Die Geeignetheitsprüfung ist Teil einer regulierten Anlageberatung oder Finanzportfolioverwaltung. Das Unternehmen holt Informationen über Kenntnisse und Erfahrungen, finanzielle Verhältnisse einschließlich Verlusttragfähigkeit sowie Anlageziele und Risikobereitschaft des Kunden ein.

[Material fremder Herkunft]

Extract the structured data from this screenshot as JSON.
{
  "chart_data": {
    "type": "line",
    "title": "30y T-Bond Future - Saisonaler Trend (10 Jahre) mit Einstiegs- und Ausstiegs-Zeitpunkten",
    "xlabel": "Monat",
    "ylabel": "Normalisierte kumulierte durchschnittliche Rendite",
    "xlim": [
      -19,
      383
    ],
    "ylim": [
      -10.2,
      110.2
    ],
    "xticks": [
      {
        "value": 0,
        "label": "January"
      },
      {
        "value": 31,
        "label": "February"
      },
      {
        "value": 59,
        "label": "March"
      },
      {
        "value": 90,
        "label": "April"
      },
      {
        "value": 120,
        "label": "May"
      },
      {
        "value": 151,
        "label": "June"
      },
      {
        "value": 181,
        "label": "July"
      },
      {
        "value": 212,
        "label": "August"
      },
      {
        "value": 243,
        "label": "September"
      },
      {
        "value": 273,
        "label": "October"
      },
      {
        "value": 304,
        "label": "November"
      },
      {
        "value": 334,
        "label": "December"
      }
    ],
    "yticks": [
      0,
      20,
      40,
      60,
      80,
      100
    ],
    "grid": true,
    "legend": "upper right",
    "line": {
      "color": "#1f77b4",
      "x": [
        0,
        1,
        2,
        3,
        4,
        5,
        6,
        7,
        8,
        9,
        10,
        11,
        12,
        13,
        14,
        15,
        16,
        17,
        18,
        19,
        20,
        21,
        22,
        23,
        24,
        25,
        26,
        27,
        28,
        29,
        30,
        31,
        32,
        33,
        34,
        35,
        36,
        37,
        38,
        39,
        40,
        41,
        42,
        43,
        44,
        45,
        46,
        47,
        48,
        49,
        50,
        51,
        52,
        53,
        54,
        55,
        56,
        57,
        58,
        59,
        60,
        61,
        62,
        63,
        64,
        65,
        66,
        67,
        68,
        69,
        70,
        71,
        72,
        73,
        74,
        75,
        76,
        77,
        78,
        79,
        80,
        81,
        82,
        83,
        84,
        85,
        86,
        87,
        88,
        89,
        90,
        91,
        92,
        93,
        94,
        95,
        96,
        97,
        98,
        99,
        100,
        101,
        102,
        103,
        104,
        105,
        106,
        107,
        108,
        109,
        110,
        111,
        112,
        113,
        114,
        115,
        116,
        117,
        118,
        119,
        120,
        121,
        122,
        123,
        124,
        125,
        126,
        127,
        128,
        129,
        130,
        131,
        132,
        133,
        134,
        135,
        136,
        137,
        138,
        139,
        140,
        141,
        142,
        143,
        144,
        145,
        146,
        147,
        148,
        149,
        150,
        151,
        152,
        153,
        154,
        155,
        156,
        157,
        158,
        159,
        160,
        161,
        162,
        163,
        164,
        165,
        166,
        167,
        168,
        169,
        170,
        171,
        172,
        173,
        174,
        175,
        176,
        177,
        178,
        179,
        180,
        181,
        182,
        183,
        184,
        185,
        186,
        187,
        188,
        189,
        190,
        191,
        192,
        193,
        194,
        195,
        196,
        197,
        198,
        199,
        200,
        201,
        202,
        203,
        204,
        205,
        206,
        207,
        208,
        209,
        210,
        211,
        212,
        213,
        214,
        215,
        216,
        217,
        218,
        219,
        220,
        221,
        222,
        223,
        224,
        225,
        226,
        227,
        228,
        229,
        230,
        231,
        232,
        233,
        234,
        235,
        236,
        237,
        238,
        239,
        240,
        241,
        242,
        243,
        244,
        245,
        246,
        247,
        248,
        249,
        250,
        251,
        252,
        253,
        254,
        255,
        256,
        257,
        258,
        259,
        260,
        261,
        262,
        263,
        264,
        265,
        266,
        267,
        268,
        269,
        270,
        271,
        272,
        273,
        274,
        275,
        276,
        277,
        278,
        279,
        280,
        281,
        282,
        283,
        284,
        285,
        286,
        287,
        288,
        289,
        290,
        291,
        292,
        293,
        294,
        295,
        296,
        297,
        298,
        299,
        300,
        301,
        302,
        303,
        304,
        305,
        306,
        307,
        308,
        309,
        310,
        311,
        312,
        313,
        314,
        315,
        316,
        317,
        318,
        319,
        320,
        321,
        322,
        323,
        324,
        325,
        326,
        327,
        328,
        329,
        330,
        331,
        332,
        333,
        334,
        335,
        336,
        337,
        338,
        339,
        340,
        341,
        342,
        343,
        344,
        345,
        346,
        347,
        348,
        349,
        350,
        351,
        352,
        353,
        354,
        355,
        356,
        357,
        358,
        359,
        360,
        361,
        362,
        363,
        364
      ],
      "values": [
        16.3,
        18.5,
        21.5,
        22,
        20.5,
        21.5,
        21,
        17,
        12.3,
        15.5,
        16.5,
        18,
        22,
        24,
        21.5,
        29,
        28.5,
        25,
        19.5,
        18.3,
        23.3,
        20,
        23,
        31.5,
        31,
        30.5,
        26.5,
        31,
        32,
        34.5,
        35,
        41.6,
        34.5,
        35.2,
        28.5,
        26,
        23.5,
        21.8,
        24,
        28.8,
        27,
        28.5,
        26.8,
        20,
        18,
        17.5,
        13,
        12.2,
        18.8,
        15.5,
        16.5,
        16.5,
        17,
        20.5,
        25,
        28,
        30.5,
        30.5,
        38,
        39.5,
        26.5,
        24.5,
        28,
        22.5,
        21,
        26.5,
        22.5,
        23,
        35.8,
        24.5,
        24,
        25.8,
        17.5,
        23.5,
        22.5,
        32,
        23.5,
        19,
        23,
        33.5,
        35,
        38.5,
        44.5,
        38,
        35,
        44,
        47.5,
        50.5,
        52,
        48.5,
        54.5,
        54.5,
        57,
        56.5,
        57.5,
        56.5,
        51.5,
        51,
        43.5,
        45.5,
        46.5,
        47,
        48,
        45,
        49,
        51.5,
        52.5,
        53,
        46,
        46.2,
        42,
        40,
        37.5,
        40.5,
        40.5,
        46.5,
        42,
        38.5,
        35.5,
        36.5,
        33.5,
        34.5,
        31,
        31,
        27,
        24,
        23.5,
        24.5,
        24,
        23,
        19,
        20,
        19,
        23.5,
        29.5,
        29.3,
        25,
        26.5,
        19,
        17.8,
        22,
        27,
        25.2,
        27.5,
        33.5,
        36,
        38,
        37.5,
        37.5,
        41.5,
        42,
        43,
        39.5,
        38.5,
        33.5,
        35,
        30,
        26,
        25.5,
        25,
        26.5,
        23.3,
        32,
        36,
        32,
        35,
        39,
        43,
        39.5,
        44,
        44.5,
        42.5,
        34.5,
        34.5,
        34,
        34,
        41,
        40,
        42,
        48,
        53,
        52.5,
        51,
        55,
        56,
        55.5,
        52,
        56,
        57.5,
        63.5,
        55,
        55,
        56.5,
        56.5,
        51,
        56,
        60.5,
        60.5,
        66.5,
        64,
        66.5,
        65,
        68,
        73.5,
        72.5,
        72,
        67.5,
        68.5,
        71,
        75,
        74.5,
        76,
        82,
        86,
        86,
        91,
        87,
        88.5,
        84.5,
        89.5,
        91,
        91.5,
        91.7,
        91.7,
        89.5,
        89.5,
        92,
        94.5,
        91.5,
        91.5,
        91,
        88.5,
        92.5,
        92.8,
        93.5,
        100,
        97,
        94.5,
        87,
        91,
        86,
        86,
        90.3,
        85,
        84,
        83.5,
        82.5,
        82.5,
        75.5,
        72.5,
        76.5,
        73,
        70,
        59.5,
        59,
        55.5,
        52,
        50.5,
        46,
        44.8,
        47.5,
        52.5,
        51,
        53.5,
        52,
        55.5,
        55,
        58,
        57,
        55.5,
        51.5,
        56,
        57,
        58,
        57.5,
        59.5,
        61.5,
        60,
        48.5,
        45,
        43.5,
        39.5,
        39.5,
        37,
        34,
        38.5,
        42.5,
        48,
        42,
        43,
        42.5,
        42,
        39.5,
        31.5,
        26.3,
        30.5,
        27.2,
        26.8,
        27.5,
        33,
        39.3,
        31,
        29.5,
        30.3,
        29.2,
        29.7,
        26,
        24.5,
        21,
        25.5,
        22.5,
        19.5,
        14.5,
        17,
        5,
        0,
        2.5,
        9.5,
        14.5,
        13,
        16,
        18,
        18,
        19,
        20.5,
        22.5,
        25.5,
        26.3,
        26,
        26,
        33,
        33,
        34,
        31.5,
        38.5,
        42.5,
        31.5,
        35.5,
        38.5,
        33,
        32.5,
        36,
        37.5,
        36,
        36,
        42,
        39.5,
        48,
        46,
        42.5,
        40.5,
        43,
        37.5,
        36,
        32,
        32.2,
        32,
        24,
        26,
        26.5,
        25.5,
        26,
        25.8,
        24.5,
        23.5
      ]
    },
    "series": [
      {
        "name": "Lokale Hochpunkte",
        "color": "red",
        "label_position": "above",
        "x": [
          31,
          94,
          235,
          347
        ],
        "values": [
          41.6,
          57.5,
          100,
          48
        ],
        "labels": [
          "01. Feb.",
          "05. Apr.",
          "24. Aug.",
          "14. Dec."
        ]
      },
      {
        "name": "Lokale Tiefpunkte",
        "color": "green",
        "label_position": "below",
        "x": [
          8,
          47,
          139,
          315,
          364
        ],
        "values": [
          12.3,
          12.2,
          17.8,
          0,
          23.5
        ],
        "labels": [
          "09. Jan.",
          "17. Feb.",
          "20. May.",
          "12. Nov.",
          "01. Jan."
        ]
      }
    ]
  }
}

Auf dieser Grundlage wird beurteilt, ob die Empfehlung für den Kunden geeignet ist. Bei einem langfristig gebundenen geschlossenen Fonds sind insbesondere Anlagehorizont, Liquiditätsbedarf, Risikoverständnis und Fähigkeit, Verluste zu tragen, wichtig. Unvollständige Kundenangaben können eine belastbare Prüfung verhindern.

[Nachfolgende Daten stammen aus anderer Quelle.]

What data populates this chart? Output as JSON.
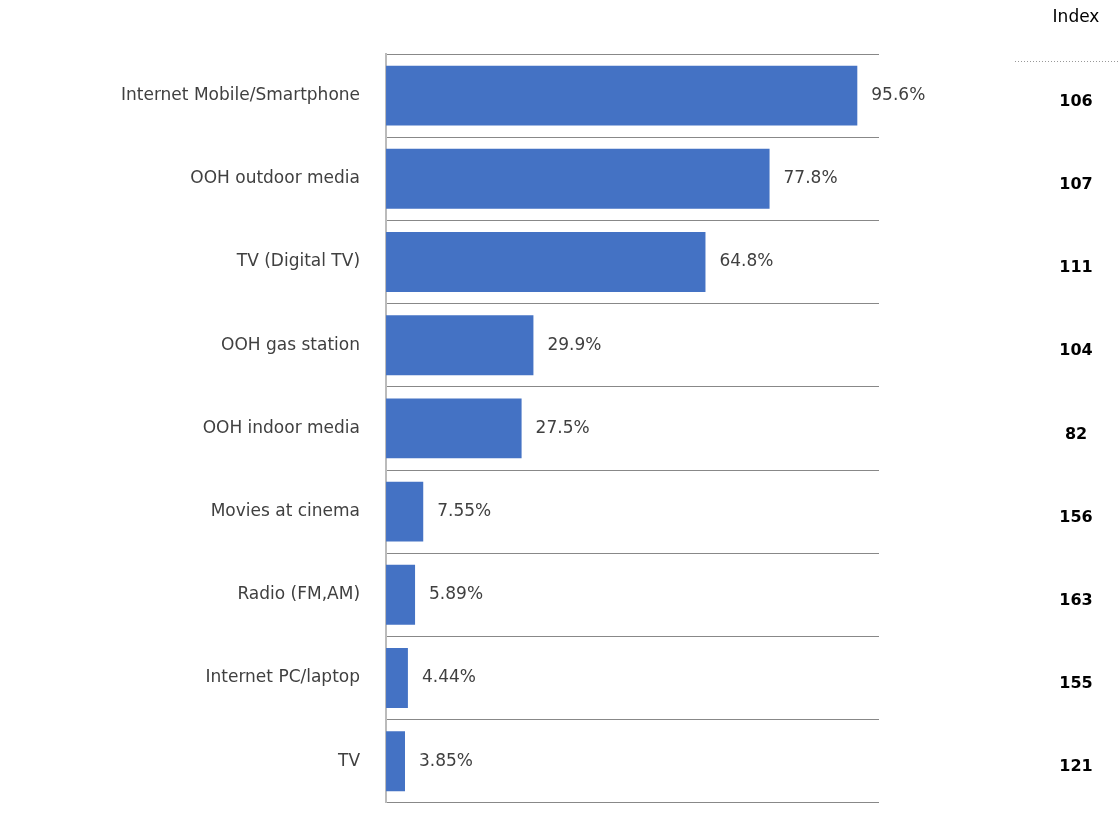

Die Geeignetheitsprüfung ist weitergehend als die Angemessenheitsprüfung. Diese fragt im Kern, ob der Kunde die Risiken versteht; sie bewertet nicht in gleicher Weise, ob das Produkt persönlich zu seinen Zielen und finanziellen Verhältnissen passt.

Welche Anforderungen galten, hängt von Zeitpunkt, Produkt und Anbieterstatus ab. Für eine spätere Prüfung sind Fragebögen, Gesprächsdokumentation, Geeignetheitserklärung und eventuelle Warnhinweise miteinander abzugleichen.